Una grandeza que va mucho más allá de lo turístico. Por su antigüedad (5000 años), existe una controversia sobre si Bandurria fue anterior, contemporánea o posterior a la Ciudad Sagrada de Caral en el valle de Supe (provincia de Barranca), considerada como uno de los focos civilizadores del planeta. Más allá de las dudas, sus habitantes compartían una misma tradición cultural.

Ya lo sabes, si quieres acercarte a las raíces de la civilización, escápate de Lima por la Panamericana Norte en los buses que van a Huacho (salen del centro de la ciudad y del terminal Plaza Norte) y baja en el desvío a la zona arqueológica (km 141). Desde ese punto caminarás 2 kilómetros. El sendero está marcado. No te perderás. La entrada cuesta 7 soles.

El costo incluye el guiado por el sector monumental y doméstico de la zona arqueológica. Esta se encuentra en excelente estado, gracias a la protección de los miembros de la Asociación Pro Defensa Bandurria–Paraíso. Al final del recorrido llegarás al mirador del humedal Paraíso que está al ladito del mar. Historia y naturaleza, cultura y biodiversidad en un mismo destino.

Aves en el paraíso

El Paraíso tiene dos sectores. No es una verdad bíblica sino una certeza fácilmente comprobable en Huacho. Y es que el humedal está formado por un par de cuerpos principales de aguas salobres. Sus niveles son influenciados por las mareas y las filtraciones de la irrigación Santa Rosa, construida a mediados del siglo pasado y causante de un afortunado desborde en 1973.

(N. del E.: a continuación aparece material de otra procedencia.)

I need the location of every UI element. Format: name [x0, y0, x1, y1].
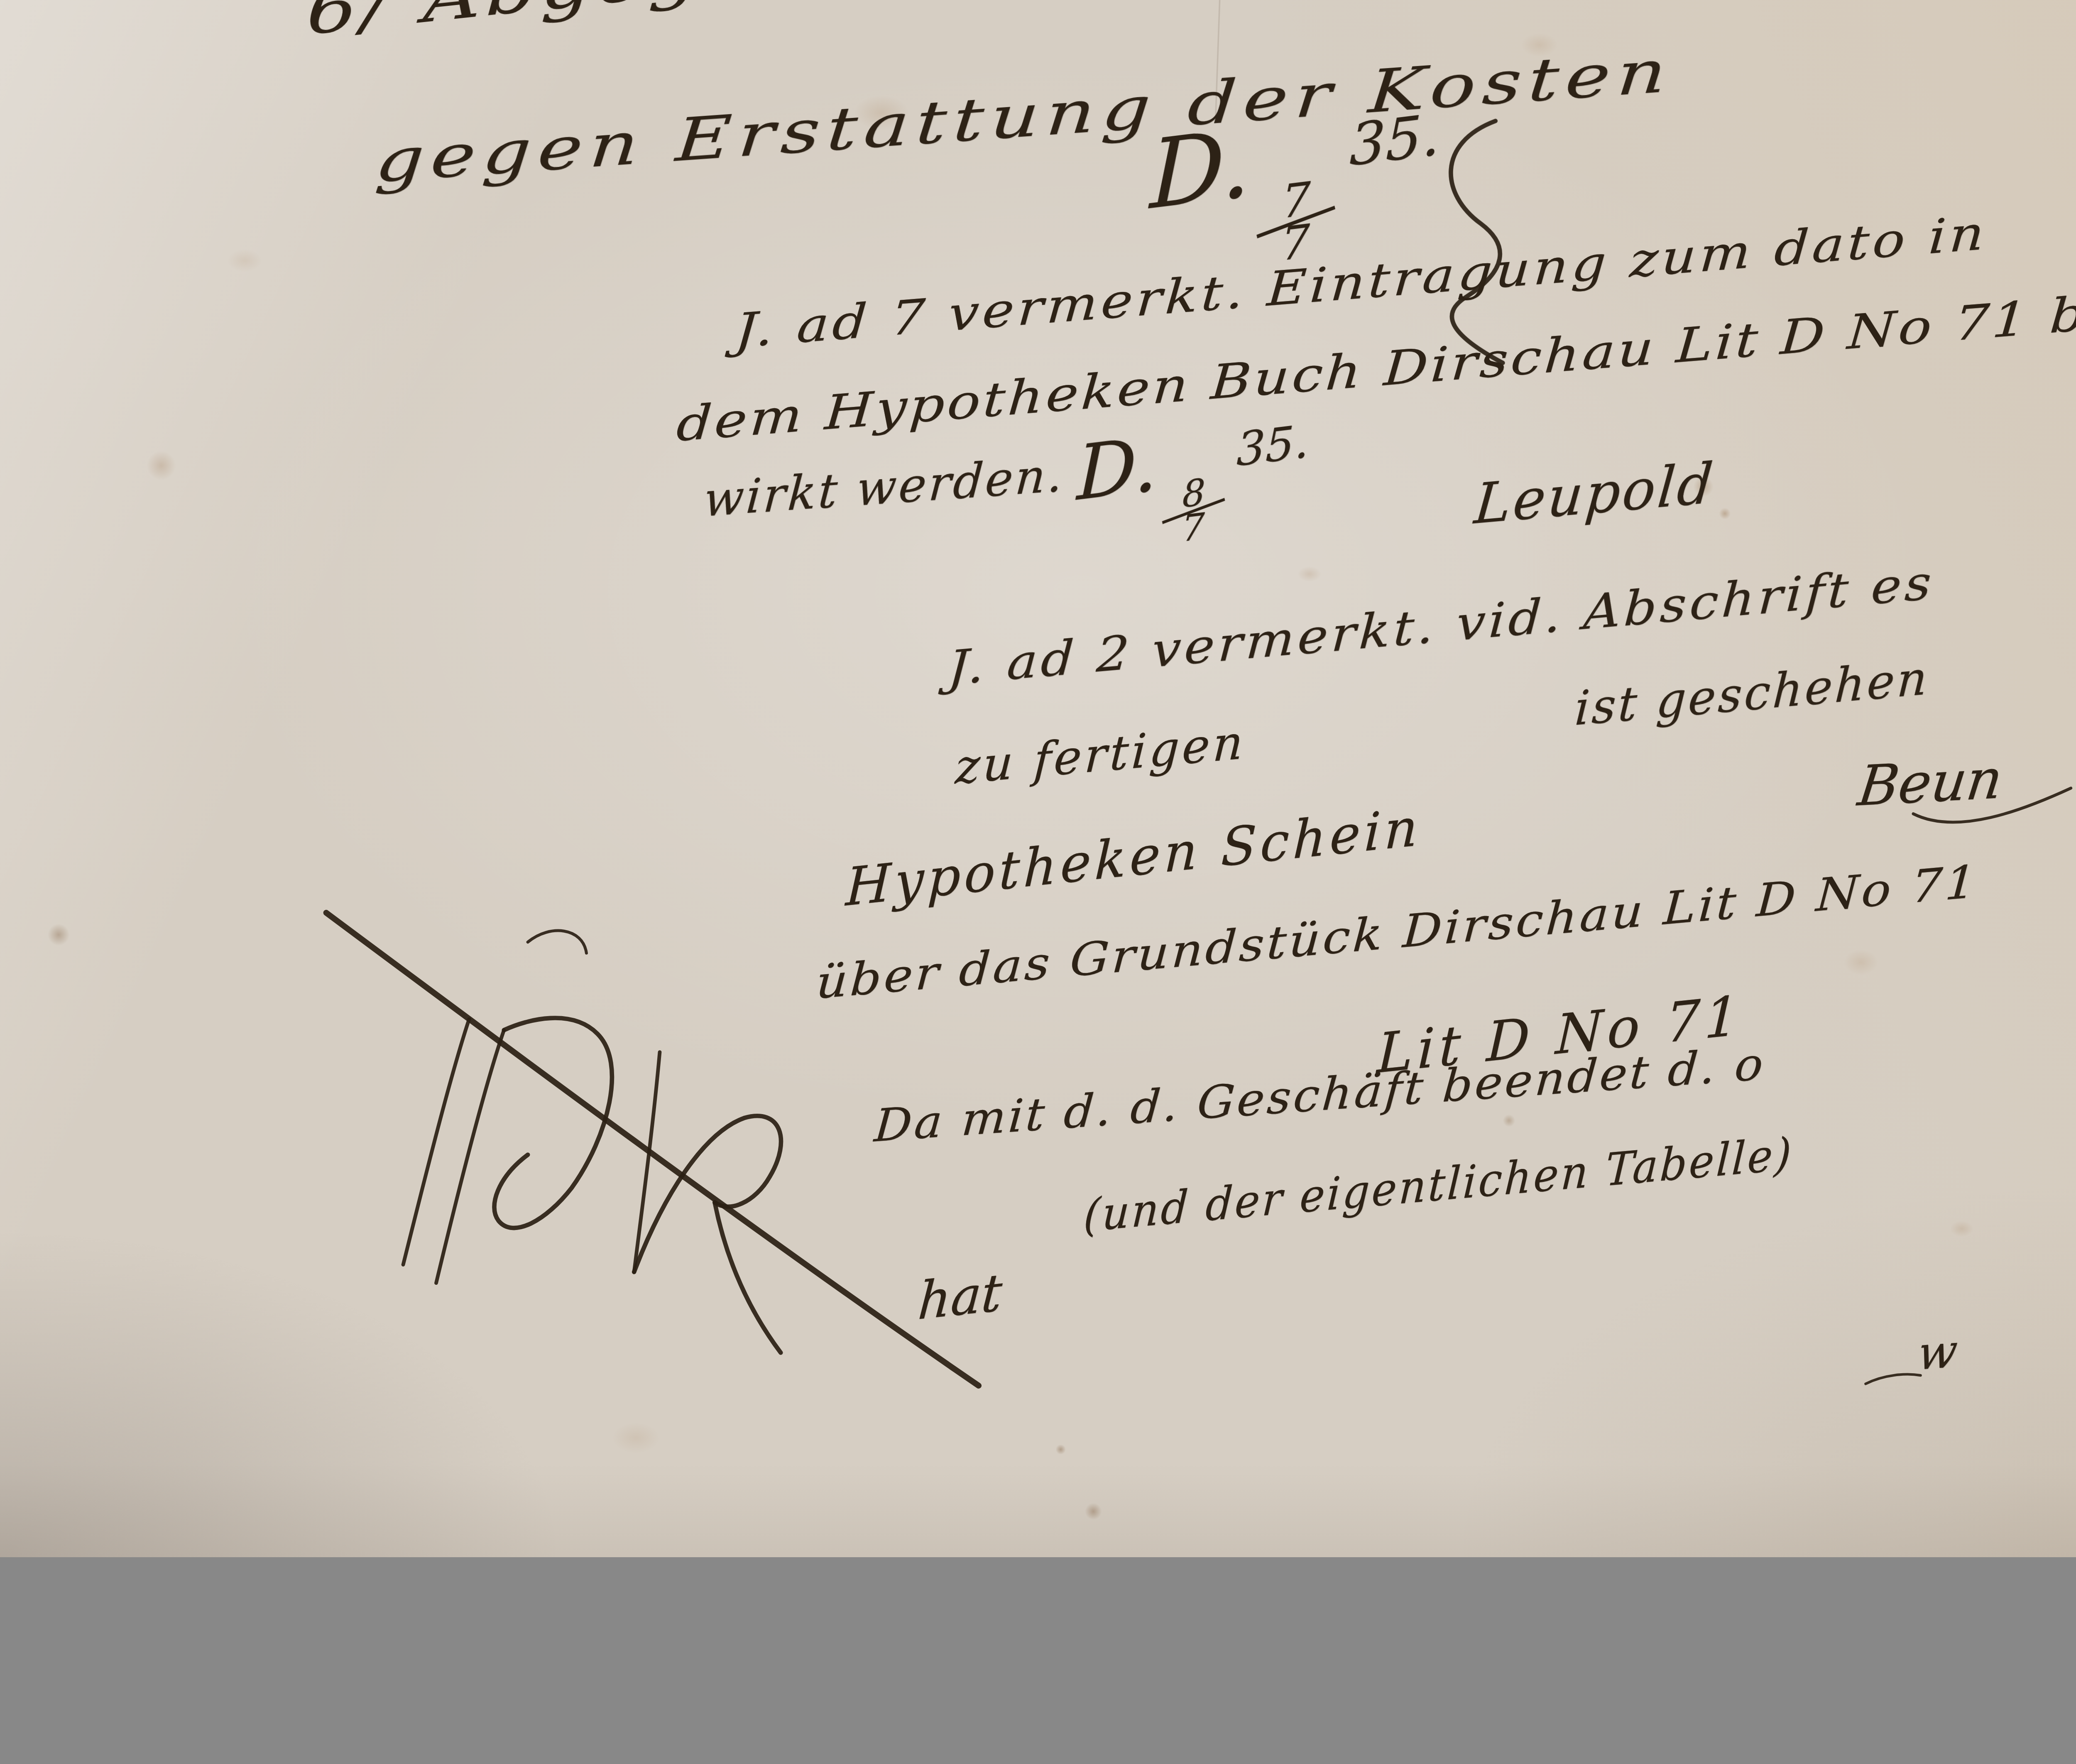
- handwriting-note-ad2-line2: zu fertigen: [954, 719, 1247, 791]
- paper-stain: [1298, 566, 1321, 582]
- date-letter-d: D.: [1149, 108, 1252, 230]
- handwriting-line-top: 6/ Abgegangen das g. W: [306, 0, 1391, 44]
- paper-stain: [1950, 1221, 1973, 1237]
- title-hypotheken-schein: Hypotheken Schein: [845, 801, 1422, 914]
- paper-stain: [147, 451, 176, 480]
- signature-leupold: Leupold: [1472, 456, 1717, 532]
- date-fraction: 77: [1255, 176, 1337, 268]
- paper-stain: [1085, 1503, 1102, 1520]
- signature-tail-stroke: [1899, 755, 2076, 851]
- date-fraction: 87: [1161, 475, 1226, 548]
- paper-stain: [48, 924, 70, 946]
- date-note-8-7-35: D.8735.: [1075, 408, 1309, 558]
- paper-stain: [1503, 1115, 1515, 1127]
- fraction-denominator: 7: [1280, 222, 1310, 265]
- fraction-denominator: 7: [1181, 511, 1205, 545]
- paper-stain: [612, 1422, 660, 1453]
- corner-mark: w: [1916, 1328, 1960, 1377]
- date-year: 35.: [1236, 414, 1309, 477]
- paper-stain: [1055, 1444, 1066, 1455]
- paper-stain: [1843, 949, 1878, 975]
- paper-stain: [1719, 508, 1731, 519]
- handwriting-closing-line2: (und der eigentlichen Tabelle): [1082, 1131, 1794, 1238]
- paper-stain: [227, 249, 262, 272]
- handwriting-note-ad7-line3: wirkt werden.: [702, 451, 1066, 524]
- handwriting-note-done: ist geschehen: [1574, 654, 1931, 733]
- date-letter-d: D.: [1076, 420, 1158, 518]
- corner-mark-lead-stroke: [1865, 1352, 1924, 1396]
- manuscript-page: 6/ Abgegangen das g. W gegen Erstattung …: [0, 0, 2076, 1557]
- crossed-monogram-mark: [293, 898, 1026, 1411]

Diversos estudios concluyen que la existencia del humedal facilitó la vida de los antiguos pobladores. Sus aguas les proveían alimentos y plantas muy útiles como la totora, utilizada hasta la actualidad de distintas maneras (al terminar el recorrido verás artesanías confeccionadas con esta fibra vegetal). Estos recursos les permitieron asentarse en la costa y desarrollar su civilización.

Si sientes una particular atracción por la aves, quédate un momento más en el mirador. Con un poco de suerte tu paciencia será premiada con la observación de zambullidores, gaviotas, turtupilines, pelícanos y garzas, por mencionar solo algunas especies. Si la avifauna no despierta tu interés, igual disfrutarás del paisaje. No todo los días se ve una laguna que refresca las arenas costeras.

No solo eso. Piensa que estás mirando el mismo escenario geográfico que los hombres y mujeres que hace 5000 años construyeron las pirámides y recintos de Bandurria. Visiones milenarias. Visiones cargadas de pasado. Visiones que te remontarán a un mundo que ya no existe. Ahora todo es distinto, aunque en este destino se conserva un pedacito de un pasado que estuvo enterrado durante siglos.

Sí, porque esas pirámides no eran cerros cuya única gracia era su cercanía al mar. Eso creían todos, pero en el Perú, cuando se trata del pasado ancestral y el legado histórico, las apariencias engañan —como te conté al principio—; entonces, hay que dudar porque debajo de una montaña de arena o en el corazón de un bosque tupido es posible encontrar una ciudadela o un templo milenario.